Predictive Processing: A Canonical Cortical Computation

Abstract

This perspective describes predictive processing as a computational framework for understanding cortical function in the context of emerging evidence, with a focus on sensory processing. We discuss how the predictive processing framework may be implemented at the level of cortical circuits and how its implementation could be falsified experimentally. Lastly, we summarize the general implications of predictive processing on cortical function in healthy and diseased states.

Keywords: canonical microcircuit; cortex; predictive coding; predictive processing; sensory processing.
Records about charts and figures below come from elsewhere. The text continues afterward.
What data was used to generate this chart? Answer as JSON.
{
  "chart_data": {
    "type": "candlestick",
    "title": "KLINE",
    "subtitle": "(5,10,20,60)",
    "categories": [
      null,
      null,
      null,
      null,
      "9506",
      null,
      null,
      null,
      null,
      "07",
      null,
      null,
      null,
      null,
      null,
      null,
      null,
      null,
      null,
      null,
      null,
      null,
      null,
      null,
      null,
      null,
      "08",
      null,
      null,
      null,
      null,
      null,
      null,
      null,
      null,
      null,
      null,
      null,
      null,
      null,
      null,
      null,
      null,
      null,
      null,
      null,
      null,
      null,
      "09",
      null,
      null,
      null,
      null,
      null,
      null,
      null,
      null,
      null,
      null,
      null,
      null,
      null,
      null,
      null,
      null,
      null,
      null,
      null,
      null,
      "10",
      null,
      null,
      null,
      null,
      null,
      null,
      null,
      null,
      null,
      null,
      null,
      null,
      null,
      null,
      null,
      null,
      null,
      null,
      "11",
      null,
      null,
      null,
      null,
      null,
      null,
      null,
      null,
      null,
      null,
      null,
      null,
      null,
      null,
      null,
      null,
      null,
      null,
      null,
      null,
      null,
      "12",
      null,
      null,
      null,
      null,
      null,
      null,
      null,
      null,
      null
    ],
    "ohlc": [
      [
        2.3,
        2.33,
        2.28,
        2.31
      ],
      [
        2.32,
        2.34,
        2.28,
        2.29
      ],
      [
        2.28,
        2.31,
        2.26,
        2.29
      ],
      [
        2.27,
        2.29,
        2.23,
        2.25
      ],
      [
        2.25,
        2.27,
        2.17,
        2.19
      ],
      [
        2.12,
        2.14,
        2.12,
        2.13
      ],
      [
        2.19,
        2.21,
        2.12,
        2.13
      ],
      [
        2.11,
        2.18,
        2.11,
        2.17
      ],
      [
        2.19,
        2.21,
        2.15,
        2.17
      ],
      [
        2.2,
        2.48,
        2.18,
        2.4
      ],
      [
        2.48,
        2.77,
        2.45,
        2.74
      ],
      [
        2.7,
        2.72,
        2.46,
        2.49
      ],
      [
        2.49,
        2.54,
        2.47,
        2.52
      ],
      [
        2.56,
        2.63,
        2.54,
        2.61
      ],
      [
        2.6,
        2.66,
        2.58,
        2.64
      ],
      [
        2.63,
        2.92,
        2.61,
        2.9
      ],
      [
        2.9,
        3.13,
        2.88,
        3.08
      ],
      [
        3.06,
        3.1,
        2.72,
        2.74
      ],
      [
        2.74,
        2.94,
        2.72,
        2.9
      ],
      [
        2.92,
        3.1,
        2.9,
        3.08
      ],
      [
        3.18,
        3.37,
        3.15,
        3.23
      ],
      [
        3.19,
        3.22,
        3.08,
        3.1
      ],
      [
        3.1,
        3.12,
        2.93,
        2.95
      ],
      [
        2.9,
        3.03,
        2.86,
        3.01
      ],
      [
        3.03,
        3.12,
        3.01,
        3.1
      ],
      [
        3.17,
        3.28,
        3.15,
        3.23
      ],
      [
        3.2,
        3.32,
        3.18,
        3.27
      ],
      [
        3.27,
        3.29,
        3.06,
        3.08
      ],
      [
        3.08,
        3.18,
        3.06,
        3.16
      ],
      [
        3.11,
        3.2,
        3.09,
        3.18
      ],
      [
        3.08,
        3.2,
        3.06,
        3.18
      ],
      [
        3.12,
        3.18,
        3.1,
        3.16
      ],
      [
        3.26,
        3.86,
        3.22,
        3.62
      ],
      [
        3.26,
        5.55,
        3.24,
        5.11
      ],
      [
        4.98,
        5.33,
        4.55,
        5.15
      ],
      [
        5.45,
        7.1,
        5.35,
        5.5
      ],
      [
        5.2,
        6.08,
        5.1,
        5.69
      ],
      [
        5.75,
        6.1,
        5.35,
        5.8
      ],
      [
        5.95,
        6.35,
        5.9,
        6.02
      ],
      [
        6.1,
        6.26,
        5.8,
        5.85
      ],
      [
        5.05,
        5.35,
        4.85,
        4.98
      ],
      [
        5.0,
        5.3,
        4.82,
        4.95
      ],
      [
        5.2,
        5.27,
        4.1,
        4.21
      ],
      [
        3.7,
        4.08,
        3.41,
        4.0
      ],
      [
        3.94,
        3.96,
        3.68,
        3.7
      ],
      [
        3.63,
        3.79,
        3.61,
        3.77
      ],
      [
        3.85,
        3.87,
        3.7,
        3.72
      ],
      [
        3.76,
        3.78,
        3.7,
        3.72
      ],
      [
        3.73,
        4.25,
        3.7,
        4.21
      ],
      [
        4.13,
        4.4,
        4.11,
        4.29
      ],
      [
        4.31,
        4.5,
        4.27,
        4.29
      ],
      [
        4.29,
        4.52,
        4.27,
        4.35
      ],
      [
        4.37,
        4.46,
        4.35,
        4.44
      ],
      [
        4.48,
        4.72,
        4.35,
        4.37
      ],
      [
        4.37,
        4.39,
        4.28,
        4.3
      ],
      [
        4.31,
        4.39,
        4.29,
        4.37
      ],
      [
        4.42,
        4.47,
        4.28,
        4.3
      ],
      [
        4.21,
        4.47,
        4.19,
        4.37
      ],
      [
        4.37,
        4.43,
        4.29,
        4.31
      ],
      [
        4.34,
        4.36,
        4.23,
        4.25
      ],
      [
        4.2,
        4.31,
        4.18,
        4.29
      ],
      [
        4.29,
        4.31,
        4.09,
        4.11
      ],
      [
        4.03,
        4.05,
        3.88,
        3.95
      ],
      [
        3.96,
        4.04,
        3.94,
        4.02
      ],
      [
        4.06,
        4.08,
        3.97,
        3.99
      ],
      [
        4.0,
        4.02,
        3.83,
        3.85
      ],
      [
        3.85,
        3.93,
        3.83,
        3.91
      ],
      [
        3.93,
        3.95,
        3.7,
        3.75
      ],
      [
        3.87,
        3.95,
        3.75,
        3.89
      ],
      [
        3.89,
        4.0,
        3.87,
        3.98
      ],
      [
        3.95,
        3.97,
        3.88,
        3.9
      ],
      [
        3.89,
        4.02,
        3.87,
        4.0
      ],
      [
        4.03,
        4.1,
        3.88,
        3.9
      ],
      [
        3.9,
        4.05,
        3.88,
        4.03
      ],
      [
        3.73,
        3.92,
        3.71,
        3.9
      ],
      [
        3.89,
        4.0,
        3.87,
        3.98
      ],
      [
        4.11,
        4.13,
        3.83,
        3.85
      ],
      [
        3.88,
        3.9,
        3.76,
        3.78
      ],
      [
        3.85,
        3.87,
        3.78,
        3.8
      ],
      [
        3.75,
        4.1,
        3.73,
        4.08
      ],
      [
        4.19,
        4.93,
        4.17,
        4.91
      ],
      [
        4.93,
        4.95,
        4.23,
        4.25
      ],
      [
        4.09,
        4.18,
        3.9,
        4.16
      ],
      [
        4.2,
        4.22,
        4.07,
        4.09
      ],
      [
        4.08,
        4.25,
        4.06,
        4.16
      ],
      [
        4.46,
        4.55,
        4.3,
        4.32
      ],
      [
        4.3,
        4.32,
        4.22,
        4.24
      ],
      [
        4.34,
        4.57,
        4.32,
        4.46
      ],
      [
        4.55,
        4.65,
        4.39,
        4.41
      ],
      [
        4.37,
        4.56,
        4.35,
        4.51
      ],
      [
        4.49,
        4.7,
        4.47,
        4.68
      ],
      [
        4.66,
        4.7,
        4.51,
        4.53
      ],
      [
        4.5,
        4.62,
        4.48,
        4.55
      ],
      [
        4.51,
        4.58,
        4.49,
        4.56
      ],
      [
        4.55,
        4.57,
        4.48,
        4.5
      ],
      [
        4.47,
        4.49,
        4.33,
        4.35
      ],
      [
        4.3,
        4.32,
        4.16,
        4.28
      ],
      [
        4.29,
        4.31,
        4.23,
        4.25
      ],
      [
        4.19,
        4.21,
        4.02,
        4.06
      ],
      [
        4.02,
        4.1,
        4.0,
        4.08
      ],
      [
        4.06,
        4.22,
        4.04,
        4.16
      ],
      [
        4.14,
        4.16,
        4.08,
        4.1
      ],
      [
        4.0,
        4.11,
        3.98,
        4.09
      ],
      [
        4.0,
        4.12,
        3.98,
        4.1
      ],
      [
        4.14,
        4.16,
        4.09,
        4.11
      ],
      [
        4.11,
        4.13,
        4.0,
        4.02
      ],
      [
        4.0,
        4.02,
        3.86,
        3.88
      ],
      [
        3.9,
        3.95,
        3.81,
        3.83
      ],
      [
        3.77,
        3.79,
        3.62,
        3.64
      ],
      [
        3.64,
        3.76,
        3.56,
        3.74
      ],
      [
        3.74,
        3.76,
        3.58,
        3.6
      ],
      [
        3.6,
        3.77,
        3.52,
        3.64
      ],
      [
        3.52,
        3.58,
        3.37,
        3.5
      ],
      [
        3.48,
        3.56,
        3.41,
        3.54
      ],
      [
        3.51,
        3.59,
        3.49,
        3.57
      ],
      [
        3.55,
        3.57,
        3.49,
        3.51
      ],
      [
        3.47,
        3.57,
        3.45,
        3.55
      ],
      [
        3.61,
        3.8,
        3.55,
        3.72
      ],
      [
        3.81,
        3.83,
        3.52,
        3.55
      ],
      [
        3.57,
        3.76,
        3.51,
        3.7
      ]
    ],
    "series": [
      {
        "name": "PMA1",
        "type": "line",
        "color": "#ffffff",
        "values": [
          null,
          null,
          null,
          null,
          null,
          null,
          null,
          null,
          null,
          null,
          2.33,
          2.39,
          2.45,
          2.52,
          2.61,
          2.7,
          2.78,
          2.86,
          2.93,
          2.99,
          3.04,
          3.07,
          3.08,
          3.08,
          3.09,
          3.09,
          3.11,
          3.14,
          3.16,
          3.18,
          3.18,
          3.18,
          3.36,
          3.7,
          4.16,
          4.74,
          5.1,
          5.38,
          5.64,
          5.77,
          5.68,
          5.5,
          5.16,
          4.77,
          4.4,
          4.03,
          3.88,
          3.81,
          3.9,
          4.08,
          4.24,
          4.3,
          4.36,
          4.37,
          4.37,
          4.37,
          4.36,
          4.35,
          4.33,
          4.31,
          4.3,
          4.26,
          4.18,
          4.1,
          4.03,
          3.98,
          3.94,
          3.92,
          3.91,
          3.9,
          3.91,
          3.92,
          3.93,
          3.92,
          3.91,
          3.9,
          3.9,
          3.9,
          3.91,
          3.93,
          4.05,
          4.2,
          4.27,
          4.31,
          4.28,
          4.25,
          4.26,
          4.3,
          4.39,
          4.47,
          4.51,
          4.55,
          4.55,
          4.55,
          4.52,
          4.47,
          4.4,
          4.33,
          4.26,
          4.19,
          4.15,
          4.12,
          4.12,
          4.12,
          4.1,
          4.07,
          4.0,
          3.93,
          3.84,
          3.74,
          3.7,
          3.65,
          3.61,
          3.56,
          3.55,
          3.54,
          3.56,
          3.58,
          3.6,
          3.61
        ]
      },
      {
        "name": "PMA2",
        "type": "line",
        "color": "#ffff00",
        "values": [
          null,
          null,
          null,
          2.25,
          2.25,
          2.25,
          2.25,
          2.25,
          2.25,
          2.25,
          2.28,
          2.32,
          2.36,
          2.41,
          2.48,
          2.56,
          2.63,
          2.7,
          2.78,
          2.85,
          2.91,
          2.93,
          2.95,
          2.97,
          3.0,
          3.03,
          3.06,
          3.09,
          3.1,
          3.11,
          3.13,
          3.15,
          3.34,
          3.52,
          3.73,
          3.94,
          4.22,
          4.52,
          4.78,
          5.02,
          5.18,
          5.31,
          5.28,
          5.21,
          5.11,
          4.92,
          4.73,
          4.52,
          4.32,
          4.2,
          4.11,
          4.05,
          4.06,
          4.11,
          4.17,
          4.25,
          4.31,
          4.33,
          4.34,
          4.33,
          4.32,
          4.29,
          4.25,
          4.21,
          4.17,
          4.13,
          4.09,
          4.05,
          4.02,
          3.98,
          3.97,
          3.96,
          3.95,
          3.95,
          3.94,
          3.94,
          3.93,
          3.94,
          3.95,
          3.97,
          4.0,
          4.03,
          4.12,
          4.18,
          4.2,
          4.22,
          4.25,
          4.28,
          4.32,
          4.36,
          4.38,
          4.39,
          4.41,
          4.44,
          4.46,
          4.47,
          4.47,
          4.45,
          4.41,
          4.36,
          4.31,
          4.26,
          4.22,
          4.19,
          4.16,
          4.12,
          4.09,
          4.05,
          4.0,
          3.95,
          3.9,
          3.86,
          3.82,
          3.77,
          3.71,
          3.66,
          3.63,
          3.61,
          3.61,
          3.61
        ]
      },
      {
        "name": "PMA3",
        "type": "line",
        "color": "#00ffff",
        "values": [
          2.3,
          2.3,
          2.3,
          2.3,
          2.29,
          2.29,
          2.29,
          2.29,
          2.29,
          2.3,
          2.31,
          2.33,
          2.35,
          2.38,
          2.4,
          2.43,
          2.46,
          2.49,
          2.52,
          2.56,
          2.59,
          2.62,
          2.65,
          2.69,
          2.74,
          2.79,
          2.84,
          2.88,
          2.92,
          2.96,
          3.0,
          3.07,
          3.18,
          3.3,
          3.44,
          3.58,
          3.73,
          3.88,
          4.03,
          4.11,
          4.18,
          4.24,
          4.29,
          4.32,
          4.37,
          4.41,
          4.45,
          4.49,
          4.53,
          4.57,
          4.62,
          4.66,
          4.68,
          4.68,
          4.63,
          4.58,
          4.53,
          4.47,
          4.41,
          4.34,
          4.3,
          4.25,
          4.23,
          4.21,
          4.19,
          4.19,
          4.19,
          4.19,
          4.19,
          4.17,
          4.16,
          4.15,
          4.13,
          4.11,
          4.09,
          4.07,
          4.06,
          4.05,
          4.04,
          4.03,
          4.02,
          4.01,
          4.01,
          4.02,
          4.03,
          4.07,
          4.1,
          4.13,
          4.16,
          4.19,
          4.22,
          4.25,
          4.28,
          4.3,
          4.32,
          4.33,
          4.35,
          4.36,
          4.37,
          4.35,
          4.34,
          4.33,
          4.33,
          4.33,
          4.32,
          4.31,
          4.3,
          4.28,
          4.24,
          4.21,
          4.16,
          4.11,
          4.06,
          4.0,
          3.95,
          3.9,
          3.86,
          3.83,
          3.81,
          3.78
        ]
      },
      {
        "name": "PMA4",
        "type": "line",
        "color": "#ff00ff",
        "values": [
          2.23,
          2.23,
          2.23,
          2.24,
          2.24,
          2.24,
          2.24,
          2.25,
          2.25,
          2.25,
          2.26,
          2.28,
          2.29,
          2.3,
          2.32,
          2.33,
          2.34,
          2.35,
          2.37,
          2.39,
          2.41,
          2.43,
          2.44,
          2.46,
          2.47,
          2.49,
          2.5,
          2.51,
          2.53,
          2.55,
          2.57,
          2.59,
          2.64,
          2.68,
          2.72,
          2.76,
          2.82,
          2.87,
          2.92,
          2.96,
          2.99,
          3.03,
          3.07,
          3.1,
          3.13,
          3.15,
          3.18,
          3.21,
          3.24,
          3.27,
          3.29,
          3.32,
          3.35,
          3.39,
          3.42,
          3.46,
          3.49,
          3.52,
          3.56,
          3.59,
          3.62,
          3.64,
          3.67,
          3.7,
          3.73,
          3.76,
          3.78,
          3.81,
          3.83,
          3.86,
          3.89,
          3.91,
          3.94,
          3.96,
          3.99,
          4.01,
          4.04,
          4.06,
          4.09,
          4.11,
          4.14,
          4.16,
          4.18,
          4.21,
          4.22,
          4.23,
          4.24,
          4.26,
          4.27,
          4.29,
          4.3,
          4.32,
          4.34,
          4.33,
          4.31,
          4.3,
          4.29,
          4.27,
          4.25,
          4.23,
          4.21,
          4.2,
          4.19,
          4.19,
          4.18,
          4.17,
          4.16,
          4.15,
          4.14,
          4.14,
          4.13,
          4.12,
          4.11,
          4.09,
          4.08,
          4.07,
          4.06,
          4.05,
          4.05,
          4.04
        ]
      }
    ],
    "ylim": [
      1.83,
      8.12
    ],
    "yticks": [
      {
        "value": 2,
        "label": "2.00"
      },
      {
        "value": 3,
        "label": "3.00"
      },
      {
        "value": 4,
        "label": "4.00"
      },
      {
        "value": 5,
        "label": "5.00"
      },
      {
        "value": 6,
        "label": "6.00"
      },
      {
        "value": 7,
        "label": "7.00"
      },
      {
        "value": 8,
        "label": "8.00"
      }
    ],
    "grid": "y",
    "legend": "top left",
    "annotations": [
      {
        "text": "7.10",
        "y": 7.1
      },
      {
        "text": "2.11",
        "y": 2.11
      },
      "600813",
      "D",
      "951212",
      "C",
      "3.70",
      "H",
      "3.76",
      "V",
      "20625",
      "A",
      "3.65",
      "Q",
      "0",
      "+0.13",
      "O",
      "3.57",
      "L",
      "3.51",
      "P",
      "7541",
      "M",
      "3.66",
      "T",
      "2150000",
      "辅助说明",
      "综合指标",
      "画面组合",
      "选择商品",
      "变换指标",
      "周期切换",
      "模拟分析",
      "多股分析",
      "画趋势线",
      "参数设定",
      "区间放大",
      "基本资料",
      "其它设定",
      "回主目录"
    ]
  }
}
Figure 1. Inter-areal communication

(A) In the representational framework, internal representations are generated by bottom-up input, while top-down inputs act as modulatory signals. (B) In a hierarchical predictive processing framework, internal representations are updated based on a comparison of a top-down prediction and bottom-up input. Prediction errors are sent forward in the hierarchy, while predictions are sent backwards. The coordinate transformations between the different areas are the internal models (M). (C) To predict the sensory consequences of self-generated movement, motor areas provide an efference copy of the motor command to sensory areas. The transformation from the motor coordinate system to the sensory coordinate system is referred to as a forward model (e.g. what do I hear when I speak). The transformed efference copy that can be directly compared to sensory signals is referred to as a corollary discharge. The transformation from the sensory coordinates to motor coordinates is referred to as an inverse model (e.g. what are the muscles I need to activate to reproduce a sound I just heard). (D) Predictive processing does not need to follow a strict hierarchy. In the communication between two areas both predictions and prediction errors can be sent in both directions.

Figure 2. Schematic of the canonical microcircuit for predictive processing.
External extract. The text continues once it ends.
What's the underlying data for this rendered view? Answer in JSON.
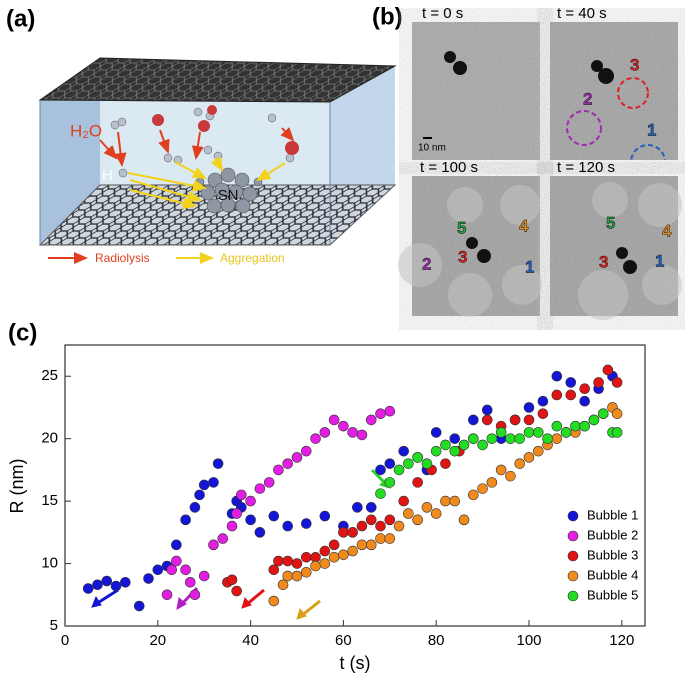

(A) Positive prediction errors are computed in Type 1 neurons [Sensory Input - Prediction (S-P)], while negative prediction errors are computed by Type 2 neurons [Prediction – Sensory Input (P-S)]. Triangles represent excitatory neurons while circles represent inhibitory neurons. Note this schematic assumes hierarchical processing. In the case of a non-hierarchical communication between two areas, both areas will send and receive both top-down-like and bottom-up-like signals. (B) Schematic responses of positive and negative prediction error neurons and internal representation neurons. Assuming the bottom-up input (S) to the circuit increases unexpectedly, positive prediction error neurons will fire, activating both the internal representation neurons and the top-down prediction (P) from a higher area. This in turn will inhibit the positive prediction error neuron. If the bottom-up input decreases again, negative prediction error neurons will be activated and inhibit both internal representation neurons and top-down predictions. Responses of all three neuron types should be influenced by separate gating signals that modulate response amplitude.